Shatter Me is the first in its series. An e-book novella told from Warner's point of view, Destroy Me, set after Shatter Me and before the sequel, was released on October 6, 2012. Unravel Me, the second book in the series, was released on February 5, 2013. A second e-book novella titled Fracture Me, set during and soon after the final moments of Unravel Me, told from Adam's point of view, was released on December 17, 2013. The third book in the series, titled Ignite Me, was released on February 4, 2014. On the same day, Unite Me, containing the two novellas combined into print for the first time as well as an exclusive look into Juliette's journal, was also released.

In April 2017, it was announced that Mafi would be releasing three more books in the Shatter Me series starting with Restore Me, which was published on March 6, 2018. A novella entitled Shadow Me, told from Kenji's perspective, was released on March 5, 2019. A month later, the fifth book in the series, Defy Me, was released. The sixth and final main installment of Shatter Me, titled "Imagine Me", was released on March 31, 2020.

Believe Me, a fifth novella written from Warner's point of view, was released on November 16, 2021.

On August 20, 2024, Mafi announced a spin-off series entitled Shatter Me: The New Republic.

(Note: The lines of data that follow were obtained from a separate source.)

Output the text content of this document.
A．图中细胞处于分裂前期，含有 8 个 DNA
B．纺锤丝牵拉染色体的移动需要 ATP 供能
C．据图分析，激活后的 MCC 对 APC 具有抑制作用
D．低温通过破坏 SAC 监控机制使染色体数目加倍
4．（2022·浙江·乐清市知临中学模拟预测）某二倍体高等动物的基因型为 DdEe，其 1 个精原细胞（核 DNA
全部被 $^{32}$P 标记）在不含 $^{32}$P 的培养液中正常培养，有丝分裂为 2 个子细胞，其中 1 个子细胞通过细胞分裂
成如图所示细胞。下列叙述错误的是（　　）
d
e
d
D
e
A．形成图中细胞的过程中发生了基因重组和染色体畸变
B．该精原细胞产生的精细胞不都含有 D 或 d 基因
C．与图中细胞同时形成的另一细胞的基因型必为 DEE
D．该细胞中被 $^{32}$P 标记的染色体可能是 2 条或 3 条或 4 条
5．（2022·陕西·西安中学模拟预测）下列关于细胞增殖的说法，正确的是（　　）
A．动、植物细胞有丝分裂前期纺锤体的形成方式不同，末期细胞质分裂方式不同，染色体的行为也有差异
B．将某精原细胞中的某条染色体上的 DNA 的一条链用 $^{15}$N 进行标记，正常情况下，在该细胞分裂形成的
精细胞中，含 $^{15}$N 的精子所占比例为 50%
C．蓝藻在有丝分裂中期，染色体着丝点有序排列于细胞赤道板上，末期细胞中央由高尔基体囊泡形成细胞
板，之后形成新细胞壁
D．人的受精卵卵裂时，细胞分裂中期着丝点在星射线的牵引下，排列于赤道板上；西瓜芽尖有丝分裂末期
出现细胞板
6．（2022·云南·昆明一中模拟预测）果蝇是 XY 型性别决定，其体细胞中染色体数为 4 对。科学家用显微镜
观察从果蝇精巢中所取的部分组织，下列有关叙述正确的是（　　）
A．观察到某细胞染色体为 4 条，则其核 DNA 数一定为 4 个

The first installation, Watch Me, was released on April 15, 2025. It is set ten years after the events of Believe Me and focuses on James Anderson's quest to stamp out The Reestablishment's last remaining refuge on Ark Island.

==Planned film adaptation==
Film rights for Shatter Me were optioned by 20th Century Fox in 2011, prior to the novel's release date.

In June 2026, Warner Bros. Pictures announced that it had acquired the film rights to the book series.